The Dow Jones industrial average fell 38 points to 12,411 as of 11:30 a.m. Energy and banking stocks led the market lower.

Chevron Corp. fell 2.5 percent, the most among the 30 stocks in the Dow. The world's second-largest publicly traded oil company said its fourth-quarter income will be "significantly" below its results in the prior quarter because of narrower profit margins on refining and selling fuels.



The S&P 500 index was down 4 points, or 0.3 percent, at 1,288. The Nasdaq composite fell 3 points to 2,708.

Weekly unemployment benefits spiked last week to the highest level in six weeks, mostly because companies let go of thousands of holiday hires, the government reported. Retail sales barely rose in December and were lower than analysts were expecting.

European markets mostly rose after Italy and Spain held highly successful bond auctions, easing worries about Europe's debt crisis. Italy's benchmark stock index rose 2 percent.

In Italy's first bond auction of the new year, the country was able to sell one-year bonds at a rate of just 2.735 percent, less than half the 5.95 percent rate it had to pay last month. That's a signal that investors are becoming more confident in Italy's ability to pay its debts.

Spain was able to raise double the amount of money it had sought to raise in its own bond sale as demand for its debt was strong. Both auctions were seen as important tests of investor sentiment.

Investors have been worried that Italy and Spain, the third- and fourth-largest countries in the euro area, might get dragged into the region's debt crisis. Greece, Ireland and Portugal have been forced to get relief from their lenders after their borrowing costs spiked to levels the countries could no longer afford.

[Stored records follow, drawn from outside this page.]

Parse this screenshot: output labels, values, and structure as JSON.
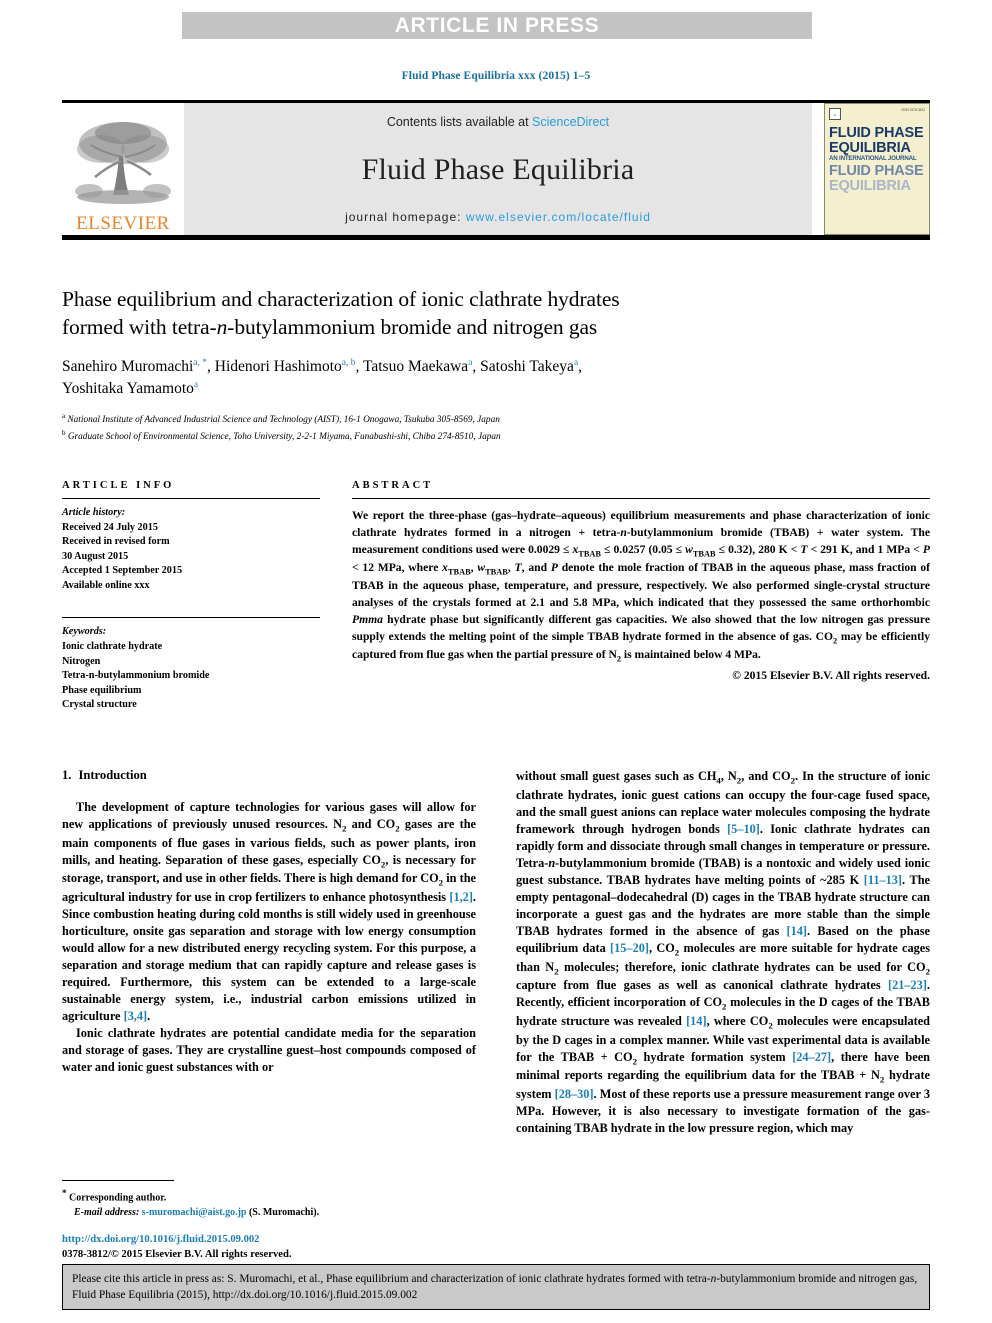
{
  "banner": {
    "text": "ARTICLE IN PRESS"
  },
  "journal_ref": "Fluid Phase Equilibria xxx (2015) 1–5",
  "masthead": {
    "contents_prefix": "Contents lists available at ",
    "sciencedirect": "ScienceDirect",
    "journal_name": "Fluid Phase Equilibria",
    "homepage_label": "journal homepage: ",
    "homepage_url": "www.elsevier.com/locate/fluid",
    "publisher": "ELSEVIER",
    "cover": {
      "brand": "ELSEVIER",
      "issn_note": "ISSN 0378-3812",
      "line1": "FLUID PHASE",
      "line2": "EQUILIBRIA",
      "subtitle": "AN INTERNATIONAL JOURNAL",
      "line3": "FLUID PHASE",
      "line4": "EQUILIBRIA"
    }
  },
  "title": {
    "line1": "Phase equilibrium and characterization of ionic clathrate hydrates",
    "line2_pre": "formed with tetra-",
    "line2_ital": "n",
    "line2_post": "-butylammonium bromide and nitrogen gas"
  },
  "authors": [
    {
      "name": "Sanehiro Muromachi",
      "marks": "a, *"
    },
    {
      "name": "Hidenori Hashimoto",
      "marks": "a, b"
    },
    {
      "name": "Tatsuo Maekawa",
      "marks": "a"
    },
    {
      "name": "Satoshi Takeya",
      "marks": "a"
    },
    {
      "name": "Yoshitaka Yamamoto",
      "marks": "a"
    }
  ],
  "affiliations": [
    {
      "mark": "a",
      "text": "National Institute of Advanced Industrial Science and Technology (AIST), 16-1 Onogawa, Tsukuba 305-8569, Japan"
    },
    {
      "mark": "b",
      "text": "Graduate School of Environmental Science, Toho University, 2-2-1 Miyama, Funabashi-shi, Chiba 274-8510, Japan"
    }
  ],
  "article_info": {
    "heading": "ARTICLE INFO",
    "history_title": "Article history:",
    "history": [
      "Received 24 July 2015",
      "Received in revised form",
      "30 August 2015",
      "Accepted 1 September 2015",
      "Available online xxx"
    ],
    "keywords_title": "Keywords:",
    "keywords": [
      "Ionic clathrate hydrate",
      "Nitrogen",
      "Tetra-n-butylammonium bromide",
      "Phase equilibrium",
      "Crystal structure"
    ]
  },
  "abstract": {
    "heading": "ABSTRACT",
    "paragraph_html": "We report the three-phase (gas–hydrate–aqueous) equilibrium measurements and phase characterization of ionic clathrate hydrates formed in a nitrogen + tetra-<i>n</i>-butylammonium bromide (TBAB) + water system. The measurement conditions used were 0.0029 ≤ <i>x</i><sub>TBAB</sub> ≤ 0.0257 (0.05 ≤ <i>w</i><sub>TBAB</sub> ≤ 0.32), 280 K &lt; <i>T</i> &lt; 291 K, and 1 MPa &lt; <i>P</i> &lt; 12 MPa, where <i>x</i><sub>TBAB</sub>, <i>w</i><sub>TBAB</sub>, <i>T</i>, and <i>P</i> denote the mole fraction of TBAB in the aqueous phase, mass fraction of TBAB in the aqueous phase, temperature, and pressure, respectively. We also performed single-crystal structure analyses of the crystals formed at 2.1 and 5.8 MPa, which indicated that they possessed the same orthorhombic <i>Pmma</i> hydrate phase but significantly different gas capacities. We also showed that the low nitrogen gas pressure supply extends the melting point of the simple TBAB hydrate formed in the absence of gas. CO<sub>2</sub> may be efficiently captured from flue gas when the partial pressure of N<sub>2</sub> is maintained below 4 MPa.",
    "copyright": "© 2015 Elsevier B.V. All rights reserved."
  },
  "introduction": {
    "number": "1.",
    "title": "Introduction",
    "left_paragraphs_html": [
      "The development of capture technologies for various gases will allow for new applications of previously unused resources. N<sub>2</sub> and CO<sub>2</sub> gases are the main components of flue gases in various fields, such as power plants, iron mills, and heating. Separation of these gases, especially CO<sub>2</sub>, is necessary for storage, transport, and use in other fields. There is high demand for CO<sub>2</sub> in the agricultural industry for use in crop fertilizers to enhance photosynthesis <span class=\"ref\">[1,2]</span>. Since combustion heating during cold months is still widely used in greenhouse horticulture, onsite gas separation and storage with low energy consumption would allow for a new distributed energy recycling system. For this purpose, a separation and storage medium that can rapidly capture and release gases is required. Furthermore, this system can be extended to a large-scale sustainable energy system, i.e., industrial carbon emissions utilized in agriculture <span class=\"ref\">[3,4]</span>.",
      "Ionic clathrate hydrates are potential candidate media for the separation and storage of gases. They are crystalline guest–host compounds composed of water and ionic guest substances with or"
    ],
    "right_paragraphs_html": [
      "without small guest gases such as CH<sub>4</sub>, N<sub>2</sub>, and CO<sub>2</sub>. In the structure of ionic clathrate hydrates, ionic guest cations can occupy the four-cage fused space, and the small guest anions can replace water molecules composing the hydrate framework through hydrogen bonds <span class=\"ref\">[5–10]</span>. Ionic clathrate hydrates can rapidly form and dissociate through small changes in temperature or pressure. Tetra-<i>n</i>-butylammonium bromide (TBAB) is a nontoxic and widely used ionic guest substance. TBAB hydrates have melting points of ~285 K <span class=\"ref\">[11–13]</span>. The empty pentagonal–dodecahedral (D) cages in the TBAB hydrate structure can incorporate a guest gas and the hydrates are more stable than the simple TBAB hydrates formed in the absence of gas <span class=\"ref\">[14]</span>. Based on the phase equilibrium data <span class=\"ref\">[15–20]</span>, CO<sub>2</sub> molecules are more suitable for hydrate cages than N<sub>2</sub> molecules; therefore, ionic clathrate hydrates can be used for CO<sub>2</sub> capture from flue gases as well as canonical clathrate hydrates <span class=\"ref\">[21–23]</span>. Recently, efficient incorporation of CO<sub>2</sub> molecules in the D cages of the TBAB hydrate structure was revealed <span class=\"ref\">[14]</span>, where CO<sub>2</sub> molecules were encapsulated by the D cages in a complex manner. While vast experimental data is available for the TBAB + CO<sub>2</sub> hydrate formation system <span class=\"ref\">[24–27]</span>, there have been minimal reports regarding the equilibrium data for the TBAB + N<sub>2</sub> hydrate system <span class=\"ref\">[28–30]</span>. Most of these reports use a pressure measurement range over 3 MPa. However, it is also necessary to investigate formation of the gas-containing TBAB hydrate in the low pressure region, which may"
    ]
  },
  "footnote": {
    "star": "*",
    "corresponding": "Corresponding author.",
    "email_label": "E-mail address:",
    "email": "s-muromachi@aist.go.jp",
    "email_owner": "(S. Muromachi)."
  },
  "doi_block": {
    "doi": "http://dx.doi.org/10.1016/j.fluid.2015.09.002",
    "issn_line": "0378-3812/© 2015 Elsevier B.V. All rights reserved."
  },
  "cite_box": {
    "html": "Please cite this article in press as: S. Muromachi, et al., Phase equilibrium and characterization of ionic clathrate hydrates formed with tetra-<i>n</i>-butylammonium bromide and nitrogen gas, Fluid Phase Equilibria (2015), http://dx.doi.org/10.1016/j.fluid.2015.09.002"
  },
  "colors": {
    "banner_bg": "#c3c3c3",
    "link_blue": "#1a7fb5",
    "sciencedirect_blue": "#2b9ad6",
    "elsevier_orange": "#e8842a",
    "masthead_bg": "#e5e5e5",
    "cite_box_bg": "#c9c9c9",
    "cover_bg": "#f4f0cf"
  }
}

The euro rose nearly a penny against the dollar, to $1.28, as worries eased about Europe's financial woes. The currency, which is shared by 17 European countries, fell to a 16-month low against the dollar the day before.

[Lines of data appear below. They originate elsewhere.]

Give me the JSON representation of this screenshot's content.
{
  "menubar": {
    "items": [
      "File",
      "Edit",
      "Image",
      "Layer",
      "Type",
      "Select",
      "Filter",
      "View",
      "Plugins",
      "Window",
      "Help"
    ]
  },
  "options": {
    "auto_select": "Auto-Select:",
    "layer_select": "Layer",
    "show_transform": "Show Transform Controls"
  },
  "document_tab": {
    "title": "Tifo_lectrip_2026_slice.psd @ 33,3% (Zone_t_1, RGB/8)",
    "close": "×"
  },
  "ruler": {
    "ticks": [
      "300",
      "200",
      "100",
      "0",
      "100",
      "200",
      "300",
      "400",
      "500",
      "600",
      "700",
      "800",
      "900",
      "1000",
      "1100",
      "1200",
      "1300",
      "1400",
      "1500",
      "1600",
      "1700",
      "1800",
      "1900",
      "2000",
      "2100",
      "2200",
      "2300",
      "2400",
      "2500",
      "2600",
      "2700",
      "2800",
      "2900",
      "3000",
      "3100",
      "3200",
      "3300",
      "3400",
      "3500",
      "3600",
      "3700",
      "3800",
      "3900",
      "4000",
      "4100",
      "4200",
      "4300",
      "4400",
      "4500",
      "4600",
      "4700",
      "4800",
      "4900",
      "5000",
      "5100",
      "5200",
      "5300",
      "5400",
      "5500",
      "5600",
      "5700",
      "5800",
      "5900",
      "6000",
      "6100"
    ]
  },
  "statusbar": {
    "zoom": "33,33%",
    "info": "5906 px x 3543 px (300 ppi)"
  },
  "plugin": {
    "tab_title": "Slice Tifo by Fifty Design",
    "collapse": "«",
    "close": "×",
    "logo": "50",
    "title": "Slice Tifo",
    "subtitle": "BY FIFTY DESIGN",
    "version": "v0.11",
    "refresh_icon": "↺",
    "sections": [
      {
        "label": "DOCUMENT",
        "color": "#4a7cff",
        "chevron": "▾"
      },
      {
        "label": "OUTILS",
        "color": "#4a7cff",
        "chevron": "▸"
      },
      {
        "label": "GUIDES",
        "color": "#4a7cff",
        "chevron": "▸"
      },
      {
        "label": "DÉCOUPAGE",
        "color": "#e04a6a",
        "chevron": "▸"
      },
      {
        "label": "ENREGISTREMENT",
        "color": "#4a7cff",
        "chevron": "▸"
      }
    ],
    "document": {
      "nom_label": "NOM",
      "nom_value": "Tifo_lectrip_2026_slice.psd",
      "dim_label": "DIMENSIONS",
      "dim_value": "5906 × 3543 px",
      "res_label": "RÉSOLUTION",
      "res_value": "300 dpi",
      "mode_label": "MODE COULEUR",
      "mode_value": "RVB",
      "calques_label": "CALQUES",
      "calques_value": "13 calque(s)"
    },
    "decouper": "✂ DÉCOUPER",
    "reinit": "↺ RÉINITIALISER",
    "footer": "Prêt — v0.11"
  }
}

Meanwhile, the two leading European central banks held their interest rates Thursday, with the European Central Bank keeping its rate at 1 percent and the Bank of England maintaining its lending rate at a record low of 0.5 percent.

Trading has been relatively quiet since the beginning of the year. The S&P moved less than 1 percent each of the last six days, marking the quietest stretch since last May.

Among stocks making big moves:

' Casino operator Wynn Resorts Ltd. fell 6 percent, the biggest drop in the S&P 500 index. The company disclosed in a regulatory filing that its vice chairman has filed a lawsuit against the company. Kazuo Okada claims that Wynn has refused to give him access to records relating to a $135 million donation the company made to the University of Macau and other matters.

' Sears Holdings Corp. lost more than 4 percent after published reports said that CIT Group has decided to stop financing loans to suppliers waiting to be paid by the struggling retailer.

' CA Inc. jumped 4 percent, the most in the S&P 500. The hedge fund Taconic Capital disclosed in a regulatory filing that it has taken a 5.1 percent stake in the business software and technology company and is pressing CA to return more cash to shareholders and increase its profit margins.